Tom Wicker, RIP
The New York Times reports:
Tom Wicker, one of postwar America’s most distinguished journalists, who covered the assassination of President John F. Kennedy for The New York Times and became the paper’s Washington bureau chief and an iconoclastic political columnist for 25 years, died on Friday at his home near Rochester, Vt. He was 85 and also the author of 20 books. ...
His most notable involvement took place during the uprising by 1,300 inmates who seized 38 guards and workers at the Attica Correctional Facility in Upstate New York in September 1971. Having written a sympathetic column on the death of the black militant George Jackson at San Quentin, Mr. Wicker was asked by Attica’s rebels to join a group of outsiders to inspect prison conditions and monitor negotiations between inmates and officials. The radical lawyer William M. Kunstler and Bobby Seale, chairman of the Black Panther Party, also went in, and the observers took on the role of mediators.
Mr. Wicker, in a column, described a night in the yard with the rebels: flickering oil-drum fires, bull-necked convicts armed with bats and iron pipes, faceless men in hoods or football helmets huddled on mattresses behind wooden barricades. He wrote: “This is another world — terrifying to the outsider, yet imposing in its strangeness — behind those massive walls, in this murmurous darkness, within the temporary but real power of desperate men.”

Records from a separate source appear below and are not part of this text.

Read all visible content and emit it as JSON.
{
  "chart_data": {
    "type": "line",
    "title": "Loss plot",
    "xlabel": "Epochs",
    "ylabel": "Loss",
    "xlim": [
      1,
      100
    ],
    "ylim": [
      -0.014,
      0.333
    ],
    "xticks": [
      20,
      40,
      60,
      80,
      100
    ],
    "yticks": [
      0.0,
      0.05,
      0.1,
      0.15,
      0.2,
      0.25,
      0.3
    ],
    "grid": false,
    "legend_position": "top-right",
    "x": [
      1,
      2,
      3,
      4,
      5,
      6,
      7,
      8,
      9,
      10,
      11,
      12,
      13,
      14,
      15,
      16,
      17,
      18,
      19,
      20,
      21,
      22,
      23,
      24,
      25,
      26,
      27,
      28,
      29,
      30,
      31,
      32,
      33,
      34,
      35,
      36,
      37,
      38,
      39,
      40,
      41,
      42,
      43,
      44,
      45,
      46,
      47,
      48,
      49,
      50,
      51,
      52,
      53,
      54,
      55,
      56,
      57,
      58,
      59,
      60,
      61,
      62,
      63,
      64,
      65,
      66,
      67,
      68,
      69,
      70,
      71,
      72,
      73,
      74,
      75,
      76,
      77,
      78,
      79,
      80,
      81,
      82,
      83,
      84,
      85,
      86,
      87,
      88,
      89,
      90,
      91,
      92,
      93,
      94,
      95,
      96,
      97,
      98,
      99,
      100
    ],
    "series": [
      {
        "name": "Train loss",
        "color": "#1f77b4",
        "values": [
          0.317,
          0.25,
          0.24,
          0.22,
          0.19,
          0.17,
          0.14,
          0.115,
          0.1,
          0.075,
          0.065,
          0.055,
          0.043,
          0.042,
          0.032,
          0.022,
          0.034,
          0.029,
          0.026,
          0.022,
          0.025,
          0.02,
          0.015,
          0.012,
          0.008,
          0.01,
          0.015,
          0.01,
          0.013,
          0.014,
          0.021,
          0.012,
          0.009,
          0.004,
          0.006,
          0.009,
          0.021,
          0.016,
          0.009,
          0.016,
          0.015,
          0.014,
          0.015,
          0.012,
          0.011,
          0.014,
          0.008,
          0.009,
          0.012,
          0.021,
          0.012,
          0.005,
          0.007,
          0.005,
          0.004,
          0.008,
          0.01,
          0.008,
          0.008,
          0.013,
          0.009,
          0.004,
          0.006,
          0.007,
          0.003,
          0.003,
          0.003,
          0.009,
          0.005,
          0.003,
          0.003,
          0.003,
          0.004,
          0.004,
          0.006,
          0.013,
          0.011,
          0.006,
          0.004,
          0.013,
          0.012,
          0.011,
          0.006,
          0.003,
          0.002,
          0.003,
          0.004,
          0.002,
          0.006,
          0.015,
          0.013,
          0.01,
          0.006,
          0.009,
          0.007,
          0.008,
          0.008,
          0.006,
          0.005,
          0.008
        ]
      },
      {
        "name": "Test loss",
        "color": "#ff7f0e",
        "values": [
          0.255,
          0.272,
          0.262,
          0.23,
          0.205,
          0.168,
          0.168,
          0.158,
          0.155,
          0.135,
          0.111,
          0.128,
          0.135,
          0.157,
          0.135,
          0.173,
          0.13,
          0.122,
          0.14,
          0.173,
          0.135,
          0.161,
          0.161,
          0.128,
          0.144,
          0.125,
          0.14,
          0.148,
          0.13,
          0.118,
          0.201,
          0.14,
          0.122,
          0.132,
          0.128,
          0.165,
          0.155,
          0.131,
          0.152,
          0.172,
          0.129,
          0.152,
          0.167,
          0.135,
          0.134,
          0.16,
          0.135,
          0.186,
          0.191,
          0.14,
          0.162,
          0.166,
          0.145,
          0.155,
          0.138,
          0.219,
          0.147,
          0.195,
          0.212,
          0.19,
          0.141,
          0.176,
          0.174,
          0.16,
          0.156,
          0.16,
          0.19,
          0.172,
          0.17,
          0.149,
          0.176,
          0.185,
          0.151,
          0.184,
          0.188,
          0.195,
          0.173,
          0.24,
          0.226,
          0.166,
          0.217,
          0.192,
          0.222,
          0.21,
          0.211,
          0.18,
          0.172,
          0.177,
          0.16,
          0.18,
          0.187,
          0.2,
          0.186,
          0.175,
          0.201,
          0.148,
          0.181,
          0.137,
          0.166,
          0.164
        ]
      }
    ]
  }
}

Talks broke down over inmate demands for amnesty and the ouster of Russell G. Oswald, the State Corrections Commissioner. Gov. Nelson A. Rockefeller rejected appeals by the observers to go to Attica, and after a four-day standoff, troopers and guards stormed the prison. Ten hostages and 29 inmates were killed by the authorities’ gunfire in what witnesses called a turkey shoot; three inmates were killed by other convicts, who also beat a guard to death. Afterward, many prisoners were beaten and abused in reprisals.
Mr. Wicker wrote a book about the uprising, “A Time to Die” (1975). Most critics hailed it as his best book, although some chided him for sympathizing with the inmates. “Attica,” a television movie starring Morgan Freeman as a jailhouse lawyer and George Grizzard as Mr. Wicker, was made by ABC in 1980.